Au vu du faible nombre de tests pratiqués en France (cf. mon billet relatif à ce sujet), le nombre de malades n’est que très mal estimé. En plus de cela, comment savoir si vous avez rencontré le Covid-19 alors même que vous n’en présentez aucun symptôme, comment savoir que vous êtes malade si vous êtes en période d’incubation ou bien encore guéri mais encore contagieux ? Bref, tous ces cas de figure qui ne portent pas les stigmates de la maladie mais qui nécessiteraient tous le port d’un masque.

Vous voyez où je veux en venir ? 

C’est très simple. Dès l’apparition des premiers cas en France, à savoir le 24 janvier 2020, toute la population était menacée de contagion puisque le confinement strict n’est entré en vigueur que le 17 mars. Ainsi, entre le 24 janvier et le 3 avril aucune préconisation de port de masque pour l’ensemble de la population n’a été effectuée. Alors, qu’est-ce qui empêchait le gouvernement de préconiser le port de masques alternatifs pour toutes et tous, dès la fin janvier ? Absolument rien.

Révoltant.  Pour des raisons de pénurie de masques destinés aux soignants, les pouvoirs publics n’ont pas demandé à la population de porter un masque alors même que c’est par projection salivaire que se transmet un des virus les plus contagieux que l’Humanité ait jamais eu à affronter. 

Le Président Macron s’est récemment voulu rassurant avec l’annonce d’une commande française de deux milliards de masques au 10 avril. Combien de morts auraient pu être évités si chacun des 67 millions de Français avait, dès la fin janvier, pu se construire ou s’équiper d’un masque alternatif ? Certes, un masque en tissu ne protège pas de la même manière qu’un masque chirurgical ou FFP2, néanmoins il permet de protéger les autres.

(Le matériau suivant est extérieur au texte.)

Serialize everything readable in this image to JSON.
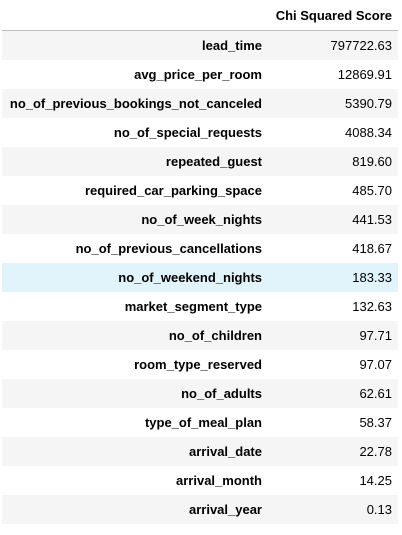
{
  "table": {
    "index_header": "",
    "column_header": "Chi Squared Score",
    "rows": [
      {
        "feature": "lead_time",
        "score": "797722.63"
      },
      {
        "feature": "avg_price_per_room",
        "score": "12869.91"
      },
      {
        "feature": "no_of_previous_bookings_not_canceled",
        "score": "5390.79"
      },
      {
        "feature": "no_of_special_requests",
        "score": "4088.34"
      },
      {
        "feature": "repeated_guest",
        "score": "819.60"
      },
      {
        "feature": "required_car_parking_space",
        "score": "485.70"
      },
      {
        "feature": "no_of_week_nights",
        "score": "441.53"
      },
      {
        "feature": "no_of_previous_cancellations",
        "score": "418.67"
      },
      {
        "feature": "no_of_weekend_nights",
        "score": "183.33"
      },
      {
        "feature": "market_segment_type",
        "score": "132.63"
      },
      {
        "feature": "no_of_children",
        "score": "97.71"
      },
      {
        "feature": "room_type_reserved",
        "score": "97.07"
      },
      {
        "feature": "no_of_adults",
        "score": "62.61"
      },
      {
        "feature": "type_of_meal_plan",
        "score": "58.37"
      },
      {
        "feature": "arrival_date",
        "score": "22.78"
      },
      {
        "feature": "arrival_month",
        "score": "14.25"
      },
      {
        "feature": "arrival_year",
        "score": "0.13"
      }
    ]
  },
  "colors": {
    "stripe": "#f5f5f5",
    "hover_highlight": "#e1f4fb",
    "header_rule": "#bdbdbd"
  }
}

Scandaleux. Comment ne pas faire confiance à son peuple en lui disant cela? Probablement par crainte que la population prive les soignants de masques qu’ils n’avaient pas eux-mêmes.

L’Etat se tourne désormais vers les collectivités locales qui sont invitées à fournir des masques à l’ensemble de leurs administrés en vue du déconfinement du 11 mai prochain. Une nouvelle fois, les élus locaux suppléeront les failles d’une impréparation totale de l’Etat face à une pandémie qui fera, in fine, des dizaines de milliers de morts en France et des centaines de milliers à l’échelle mondiale.

Alors pour répondre à la question initiale, la France n’a pas fait face à la pénurie de masques, elle a été contrainte de les commander à l’Asie, deux mois et demi après les premiers cas déclarés de Covid-19 sur son sol. 

La France a été submergée par cette crise sans précédent en termes d’équipements sanitaires. Gageons que cela serve d’expérience à notre pays qui malgré tout paiera un lourd tribut dans les rangs des personnels soignants, véritables héros de cette crise ainsi que tous les « invisibles » qui nourrissent le pays, le nettoient, le protègent et font tourner ce qui reste d’activité économique.